Steven Miller, right, who was forced out as acting commissioner of the Internal… (Andrew Harrer / Bloomberg )
The scandal surrounding the Internal Revenue Service's handling of applications for tax-exempt status by "tea party" groups and other right-leaning organizations took a sharp turn at the House Ways and Means Committee on Friday. In addition to decrying how those groups' applications were flagged for extra scrutiny, Republicans on the panel -- especially Chairman Dave Camp (R-Mich.) -- argued that the Obama administration had covered up the problem for more than a year.
"Listening to the nightly news, this appears to be just the latest example of a culture of cover-ups -- and political intimidation -- in this administration," Camp said, according to my colleagues Melanie Mason and Jim Puzzanghera. "It seems like the truth is hidden from the American people just long enough to make it through an election."
For those who've been blissfully ignorant of the goings-on in Washington over the last six months, Camp was alluding to l'affaire Benghazi. There too the criticism has shifted from the event itself to the way the administration talked about the event.
It's a familiar tactic among prosecutors -- if you can't prove that people violated the law, you may still be able to prove that they didn't tell the truth about what they'd done. It also fits into a long-running GOP meme about President Obama and his administration, namely, that it abuses power and the public trust.
The attacks in Benghazi raised real issues around embassy security and the uneasy balance between trying to respect a fledgling government and maintaining safety for U.S. diplomats. But questions about the State Department's use of Libyan security personnel have been lost amid the debate over whether the White House tried to deceive the public about Al Qaeda's involvement in the attacks two months before the election.
The fact that we're still talking about a possible cover-up more than eight months after the fatal attack, and more than seven months after the administration publicly acknowledged that it was, in fact, the work of terrorists, speaks to the staying power of such allegations.

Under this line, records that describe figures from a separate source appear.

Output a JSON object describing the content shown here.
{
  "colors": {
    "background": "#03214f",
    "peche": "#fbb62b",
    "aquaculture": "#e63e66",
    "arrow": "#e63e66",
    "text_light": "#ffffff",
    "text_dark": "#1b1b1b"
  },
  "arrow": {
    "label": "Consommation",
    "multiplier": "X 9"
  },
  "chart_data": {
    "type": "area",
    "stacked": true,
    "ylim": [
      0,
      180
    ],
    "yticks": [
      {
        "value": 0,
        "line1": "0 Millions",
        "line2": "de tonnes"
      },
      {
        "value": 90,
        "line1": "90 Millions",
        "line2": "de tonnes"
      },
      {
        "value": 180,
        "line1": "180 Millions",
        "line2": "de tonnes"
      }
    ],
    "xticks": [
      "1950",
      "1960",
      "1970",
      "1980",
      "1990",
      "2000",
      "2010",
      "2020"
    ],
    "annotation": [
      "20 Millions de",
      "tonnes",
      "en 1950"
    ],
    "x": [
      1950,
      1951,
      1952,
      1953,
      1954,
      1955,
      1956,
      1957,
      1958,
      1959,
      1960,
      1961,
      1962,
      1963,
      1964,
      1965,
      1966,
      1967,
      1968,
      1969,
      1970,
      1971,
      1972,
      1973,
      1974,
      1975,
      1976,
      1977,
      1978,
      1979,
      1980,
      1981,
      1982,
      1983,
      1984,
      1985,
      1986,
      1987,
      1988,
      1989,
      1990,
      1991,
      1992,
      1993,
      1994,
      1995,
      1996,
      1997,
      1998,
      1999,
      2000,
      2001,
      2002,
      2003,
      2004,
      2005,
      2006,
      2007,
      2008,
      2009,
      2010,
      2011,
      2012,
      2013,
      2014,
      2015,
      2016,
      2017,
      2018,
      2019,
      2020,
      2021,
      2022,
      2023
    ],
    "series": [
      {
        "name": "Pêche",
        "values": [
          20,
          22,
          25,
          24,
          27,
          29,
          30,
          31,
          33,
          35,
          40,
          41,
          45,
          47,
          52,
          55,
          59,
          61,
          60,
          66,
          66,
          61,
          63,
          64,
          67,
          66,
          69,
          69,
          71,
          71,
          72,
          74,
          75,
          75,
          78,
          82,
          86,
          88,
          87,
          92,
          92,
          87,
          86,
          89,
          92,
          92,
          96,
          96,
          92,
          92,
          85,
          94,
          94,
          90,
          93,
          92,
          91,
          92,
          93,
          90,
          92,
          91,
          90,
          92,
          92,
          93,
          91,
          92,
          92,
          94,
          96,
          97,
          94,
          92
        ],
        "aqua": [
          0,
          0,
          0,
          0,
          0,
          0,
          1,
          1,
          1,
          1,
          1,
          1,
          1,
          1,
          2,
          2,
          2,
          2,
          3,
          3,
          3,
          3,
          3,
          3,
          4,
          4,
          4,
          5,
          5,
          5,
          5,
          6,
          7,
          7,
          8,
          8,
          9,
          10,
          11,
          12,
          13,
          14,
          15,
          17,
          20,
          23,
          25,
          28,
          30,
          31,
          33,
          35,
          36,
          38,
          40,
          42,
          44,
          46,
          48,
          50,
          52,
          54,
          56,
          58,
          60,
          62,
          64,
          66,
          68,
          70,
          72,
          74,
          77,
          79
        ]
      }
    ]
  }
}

And for the GOP, they present a less nuanced, more easily digestible point of attack on Obama than questions about how best to secure a diplomatic mission in a potentially hostile country making the difficult transition to democracy. Oh, and by the way, any question about security invariably raises the issue of how much money Republicans have pushed Congress to cut from the administration's budget for protecting diplomats.
The IRS scandal is still in its early days, with much yet to be learned. In particular, there's a lot still to be explored about who came up with the techniques used to flag applicants for tax-exempt status for extra scrutiny, why they chose those techniques and the methods used to review the applicants who'd been flagged.
Even if the IRS was simply trying to focus its reviews on the applicants with the most obvious interest in political activity -- which 501(c)(3) groups were forbidden to engage in and 501(c)(4)s could do only in limited amounts -- the way it went about flagging groups seems ludicrously one-sided. Beyond that, it's impossible to justify the intrusive requests for information that some of the flagged applicants received; they served little purpose other than to identify the political leanings of a group and its donors, not the activities the group was engaged in.
Nevertheless, a number of Republicans on Capitol Hill are steamed at the IRS for what its top officials told lawmakers -- or rather, what they didn't tell them. Conservative groups have been complaining for a few years that their applications for tax-exempt status were being delayed, they were receiving inappropriate requests for information and, in some cases, that confidential information about their tax returns was being disclosed. Yet on multiple occasions over the last two years, IRS officials told Congress that conservatives weren't being targeted.
(Yes, these officials were either civil servants or, in the case of former IRS Commissioner Douglas Schulman, an appointee of President George W. Bush. But as the New York Times reported Friday, Obama administration appointees in the Treasury Department were told last year about the inspector general's inquiry into the scrutiny of conservative groups' applications for tax-exempt status. So there's at least that connection, as tenuous as it may be.)